La fragmentation de la forêt a considérablement contribué à déplacer massivement la faune et à la rendre vulnérable à la chasse. La construction de routes, que les entreprises forestières présentent comme un progrès, n’a servi qu’à faciliter la coupe et le transport du bois. Plusieurs dizaines de ces routes, qui n’ont aucune valeur pour la population une fois l’entreprise partie, ont fortement fragmenté la forêt.
La conséquence sociale la plus visible des campements de bûcherons installés par les entreprises forestières a été l’introduction de la prostitution, de la drogue, de l’alcool et du gangstérisme. La plupart des adolescentes impliquées dans la prostitution ne rentraient dans leurs foyers que lorsqu’elles se retrouvaient enceintes. » (Texte extrait de “Plunder, the silent destruction of Liberian rainforest”, SAMFU, http://www.samfu.org/do%20files/samfu_plunder_report_sept_2002.pdf).
Lorsque le secteur minier a été fermé, l’industrie forestière est devenue la principale source de devises étrangères pour le gouvernement du Liberia. Pourtant, la population rurale, gardienne traditionnelle des forêts, n’a pas eu de participation aux bénéfices générés par cette industrie.
À la fin de la crise libérienne, les parties prenantes locales et internationales ont recommandé de réformer le secteur forestier. Le gouvernement du Liberia a été d’accord et il a lancé le processus de réforme. Un Comité de révision des concessions forestières (FCRC) a été créé en 2004.
Le FCRC a fait un examen exhaustif de cette filière et, dans son rapport de mai 2005, a confirmé que le secteur était tombé dans l’illégalité pendant les années de crise, situation qui avait été dénoncée pendant la guerre par les ONG nationales et internationales mais dont personne ne s’était occupé jusqu’en 2003. Le rapport a révélé en outre qu’il y avait 64 millions USD d’impôts impayés et que Charles Taylor et ses copains s’étaient associés pour piller le Liberia. Le comité a recommandé l’annulation de toutes les concessions en forêt et l’exclusion de 17 entreprises, dont l’Oriental Timber Company, et des personnes (4) dont on savait qu’elles avaient contribué à la crise civile au Liberia et l’avaient soutenue.

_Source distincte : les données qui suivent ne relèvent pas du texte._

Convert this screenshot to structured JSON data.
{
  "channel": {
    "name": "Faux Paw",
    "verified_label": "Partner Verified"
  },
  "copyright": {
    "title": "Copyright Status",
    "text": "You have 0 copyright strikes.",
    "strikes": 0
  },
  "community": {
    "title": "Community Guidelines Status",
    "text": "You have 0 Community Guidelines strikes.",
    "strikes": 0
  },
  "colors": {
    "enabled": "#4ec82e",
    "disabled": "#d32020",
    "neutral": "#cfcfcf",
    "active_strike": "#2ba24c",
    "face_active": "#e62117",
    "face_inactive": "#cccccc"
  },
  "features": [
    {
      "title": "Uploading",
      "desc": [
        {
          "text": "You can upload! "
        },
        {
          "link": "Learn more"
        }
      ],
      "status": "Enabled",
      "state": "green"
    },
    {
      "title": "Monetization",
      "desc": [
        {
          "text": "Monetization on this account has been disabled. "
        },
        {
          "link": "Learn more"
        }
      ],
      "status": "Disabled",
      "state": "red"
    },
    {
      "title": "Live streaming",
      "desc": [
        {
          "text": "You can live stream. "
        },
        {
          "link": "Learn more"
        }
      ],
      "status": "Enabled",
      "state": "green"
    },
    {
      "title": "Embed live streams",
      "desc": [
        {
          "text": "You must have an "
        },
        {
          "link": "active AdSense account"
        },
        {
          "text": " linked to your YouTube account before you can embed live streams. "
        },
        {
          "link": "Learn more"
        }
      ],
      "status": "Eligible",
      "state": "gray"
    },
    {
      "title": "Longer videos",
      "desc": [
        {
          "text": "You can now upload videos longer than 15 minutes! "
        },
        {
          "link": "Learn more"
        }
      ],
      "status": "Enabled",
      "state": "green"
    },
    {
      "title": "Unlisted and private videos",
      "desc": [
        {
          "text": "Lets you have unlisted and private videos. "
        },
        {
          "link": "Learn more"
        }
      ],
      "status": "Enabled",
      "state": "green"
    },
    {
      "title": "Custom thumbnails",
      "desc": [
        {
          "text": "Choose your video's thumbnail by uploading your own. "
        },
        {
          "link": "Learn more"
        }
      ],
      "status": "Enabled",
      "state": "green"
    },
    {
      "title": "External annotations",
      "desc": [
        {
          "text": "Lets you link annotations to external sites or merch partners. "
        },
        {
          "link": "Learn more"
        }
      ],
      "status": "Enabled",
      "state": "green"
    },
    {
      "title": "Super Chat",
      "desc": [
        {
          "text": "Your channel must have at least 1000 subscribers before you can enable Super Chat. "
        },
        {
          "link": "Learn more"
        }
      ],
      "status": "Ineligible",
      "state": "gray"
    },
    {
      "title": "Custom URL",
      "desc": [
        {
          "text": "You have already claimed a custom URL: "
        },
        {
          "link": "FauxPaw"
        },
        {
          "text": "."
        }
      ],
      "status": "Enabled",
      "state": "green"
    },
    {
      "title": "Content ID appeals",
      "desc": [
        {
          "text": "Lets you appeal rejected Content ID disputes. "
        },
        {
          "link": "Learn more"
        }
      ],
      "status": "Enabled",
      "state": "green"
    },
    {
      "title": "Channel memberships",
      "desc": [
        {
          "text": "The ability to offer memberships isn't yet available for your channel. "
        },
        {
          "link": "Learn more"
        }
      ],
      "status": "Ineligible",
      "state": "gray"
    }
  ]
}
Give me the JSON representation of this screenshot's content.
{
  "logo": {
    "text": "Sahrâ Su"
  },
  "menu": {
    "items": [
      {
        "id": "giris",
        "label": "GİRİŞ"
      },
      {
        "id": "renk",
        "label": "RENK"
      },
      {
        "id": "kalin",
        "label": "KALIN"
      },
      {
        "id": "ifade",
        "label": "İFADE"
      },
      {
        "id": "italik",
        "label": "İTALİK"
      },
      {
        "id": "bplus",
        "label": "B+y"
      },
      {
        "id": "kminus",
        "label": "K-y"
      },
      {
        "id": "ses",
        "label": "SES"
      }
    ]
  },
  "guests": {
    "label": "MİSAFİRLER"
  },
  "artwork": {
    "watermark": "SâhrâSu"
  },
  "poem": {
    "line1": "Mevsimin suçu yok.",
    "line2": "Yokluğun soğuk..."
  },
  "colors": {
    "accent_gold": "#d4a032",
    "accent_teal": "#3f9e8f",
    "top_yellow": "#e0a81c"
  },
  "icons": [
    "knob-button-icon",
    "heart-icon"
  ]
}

En 2006, le gouvernement du Liberia a accepté la recommandation et annulé toutes les concessions forestières. Pourtant, deux ans plus tard le gouvernement refuse toujours de dresser la liste des entreprises et des individus exclus, faisant ainsi passer l’intérêt politique avant l’autorité de la loi.
Robert L. Nyahn,
Forest & Human Rights Program Office, Fondation SAMFU, adresse électronique : samfu1@yahoo.com ou r.nyahn@samfu.org.
[1] La Coalition pour le Liberia est un réseau informel d’organisations qui œuvrent pour la promotion de la gestion durable des ressources naturelles du pays. La Coalition comprend quinze organisations qui travaillent dans divers domaines de la gestion et la conservation des ressources naturelles.
[2] Voir “Reform in Jeopardy: reflection on the forest sector process in Liberia”, sur http://www.loggingoff.info.
[3] Les communautés présentent leur titre foncier à la FDA, à la demande de cette dernière, avant l’approbation de la concession.
[4] Il s’agit des membres du Conseil d’administration, des actionnaires et des cadres supérieurs de l’entreprise.